When Lanegan turned down an unreleased Nirvana song
Gary Lee Conner, Lanegan’s bandmate in the Screaming Trees, is also questioned in the book. This musician reports another anecdote that once again links Mark Lanegan to Cobain: Conner recalls the moment in which the widow of Nirvana frontman Courtney Love offered the Screaming Trees an unreleased track by the Seattle grunge group. It was a song from 1995 “or so”, reads the biography, and was called You Know You’re Right. After the initial excitement, the band led by Lanegan, however, decided not to proceed with the recording of the piece.
“We learned that from a tape Courtney gave us while Mark wasn’t there,” says the Screaming Trees guitarist. “When Mark got to singing, he wasn’t able to and he changed his mind. It would have been a big deal to release something from Nirvana in ’95 or ’96. That was the idea. But the feeling of capitalizing on Kurt’s death, I don’t know, maybe that’s what stopped us, but we could have used a little money back then,” continues Gary Lee Conner.
You Know You’re Right it was eventually released in 2002 as a posthumous single by Nirvana, included in the band’s anthology of the same name: Nirvana.
The death of Mark Lanegan a year ago (still without revelation of the cause)
Lanegan died at his home in Killarney, Ireland on the morning of February 22, 2022, aged 57. No cause of death has yet been revealed.

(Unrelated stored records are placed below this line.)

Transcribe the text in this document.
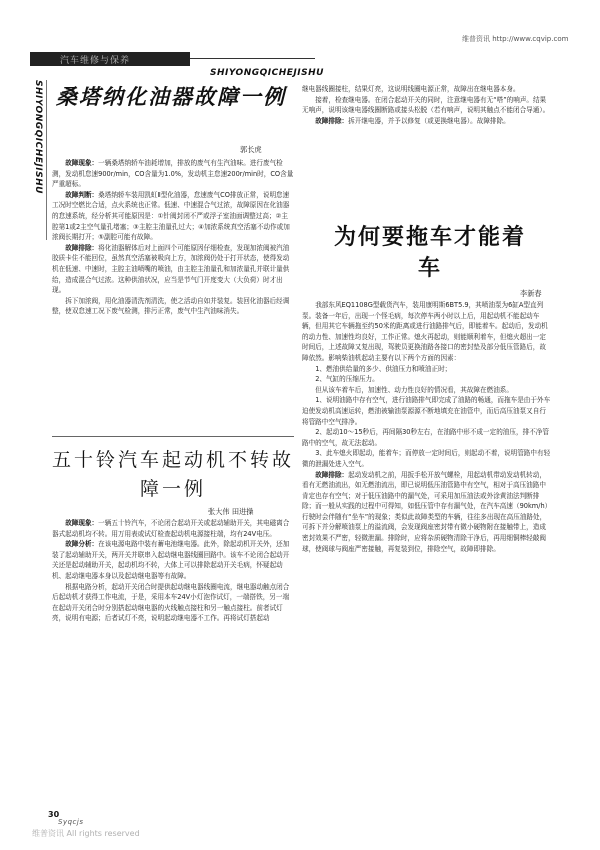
维普资讯 http://www.cqvip.com
汽车维修与保养
SHIYONGQICHEJISHU
SHIYONGQICHEJISHU 桑塔纳化油器故障一例
郭长虎

故障现象：一辆桑塔纳轿车油耗增加，排放的废气有生汽油味。进行废气检测，发动机怠速900r/min，CO含量为1.0%，发动机主怠速200r/min时，CO含量严重超标。

故障判断：桑塔纳轿车装用凯虹Ⅱ型化油器，怠速废气CO排放正常，说明怠速工况时空燃比合适，点火系统也正常。低速、中速混合气过浓，故障原因在化油器的怠速系统，经分析其可能原因是：①针阀封闭不严或浮子室油面调整过高；②主腔第1或2主空气量孔堵塞；③主腔主油量孔过大；④加浓系统真空活塞不动作或加浓阀长期打开；⑤副腔可能有故障。

故障排除：将化油器解体后对上面四个可能原因仔细检查，发现加浓阀被汽油胶质卡住不能回位，虽然真空活塞被吸向上方，加浓阀仍处于打开状态，使得发动机在低速、中速时，主腔主油喷嘴的喷油，由主腔主油量孔和加浓量孔并联计量供给，造成混合气过浓。这种供油状况，应当是节气门开度变大（大负荷）时才出现。

拆下加浓阀，用化油器清洗剂清洗，使之活动自如并装复。装回化油器后经调整，使双怠速工况下废气检测，排污正常，废气中生汽油味消失。

五十铃汽车起动机不转故障一例
张大伟 田进操

故障现象：一辆五十铃汽车，不论闭合起动开关或起动辅助开关，其电磁离合器式起动机均不转。用万用表或试灯检查起动机电源接柱端，均有24V电压。

故障分析：在该电源电路中装有蓄电池继电器。此外，除起动机开关外，还加装了起动辅助开关，两开关并联串入起动继电器线圈回路中。该车不论闭合起动开关还是起动辅助开关，起动机均不转，大体上可以排除起动开关毛病，怀疑起动机、起动继电器本身以及起动继电器等有故障。

根据电路分析，起动开关闭合时提供起动继电器线圈电流，继电器动触点闭合后起动机才获得工作电流，于是，采用本车24V小灯泡作试灯，一端搭铁，另一端在起动开关闭合时分别搭起动继电器的火线触点接柱和另一触点接柱。前者试灯亮，说明有电源；后者试灯不亮，说明起动继电器不工作。再将试灯搭起动

继电器线圈接柱，结果灯亮，这说明线圈电源正常，故障出在继电器本身。

接着，检查继电器。在闭合起动开关的同时，注意继电器有无“嗒”的响声。结果无响声，说明该继电器线圈断路或接头松脱（若有响声，说明其触点不能闭合导通）。

故障排除：拆开继电器，并予以修复（或更换继电器）。故障排除。

为何要拖车才能着车
李新春

我部东风EQ1108G型载货汽车，装用康明斯6BT5.9，其喷油泵为6缸A型直列泵。装备一年后，出现一个怪毛病，每次停车两小时以上后，用起动机不能起动车辆，但用其它车辆拖至约50米的距离或进行油路排气后，即能着车。起动后，发动机的动力性、加速性均良好，工作正常。熄火再起动，则能顺利着车，但熄火超出一定时间后，上述故障又复出现，驾驶员更换油路各接口的密封垫及部分低压管路后，故障依然。影响柴油机起动主要有以下两个方面的因素：

1、燃油供给量的多少、供油压力和喷油正时；

2、气缸的压缩压力。

但从该车着车后，加速性、动力性良好的情况看，其故障在燃油系。

1、说明油路中存有空气，进行油路排气即完成了油路的畅通，而拖车是由于外车迫使发动机高速运转，燃油被输油泵源源不断地填充在油管中，而后高压油泵又自行将管路中空气排净。

2、起动10～15秒后，再间隔30秒左右，在油路中形不成一定的油压，排不净管路中的空气，故无法起动。

3、此车熄火即起动，能着车；而停放一定时间后，则起动不着，说明管路中有轻微的泄漏处进入空气。

故障排除：起动发动机之前，用扳手松开放气螺栓，用起动机带动发动机转动，看有无燃油流出，如无燃油流出，即已说明低压油管路中有空气，相对于高压油路中肯定也存有空气；对于低压油路中的漏气处，可采用加压油法或外涂黄油法判断排除；而一般从实践的过程中可得知，如低压管中存有漏气处，在汽车高速（90km/h）行驶时会伴随有“坐车”的现象；类似此故障类型的车辆，往往多出现在高压油路处，可拆下并分解喷油泵上的溢流阀，会发现阀座密封带有微小硬物附在接触带上，造成密封效果不严密，轻微泄漏。排除时，应将杂质硬物清除干净后，再用细铜棒轻敲阀球，使阀球与阀座严密接触，再复装到位，排除空气，故障即排除。

30
Syqcjs
维普资讯 All rights reserved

At the news of his untimely death, several of his colleagues paid tribute to him, such as Eddie Vedder, Iggy Pop, Moby, Scott Lucas, Simon Bonney, John Cale, Sleaford Mods, Badly Drawn Boy, Anton Newcombe, Peter Hook, Slash, Nick Cave and members of the Manic Street Preachers.
Even the residents of Killarney, described as a “close-knit community”, have expressed a sense of loss. An article that appeared on The Guardian and signed by British journalist Stevie Chick recalls Lanegan as “one of the most soulful singers of his generation”. In the US magazine varietymusic journalist Chris Morris described him as “passionate” and “adventurous”.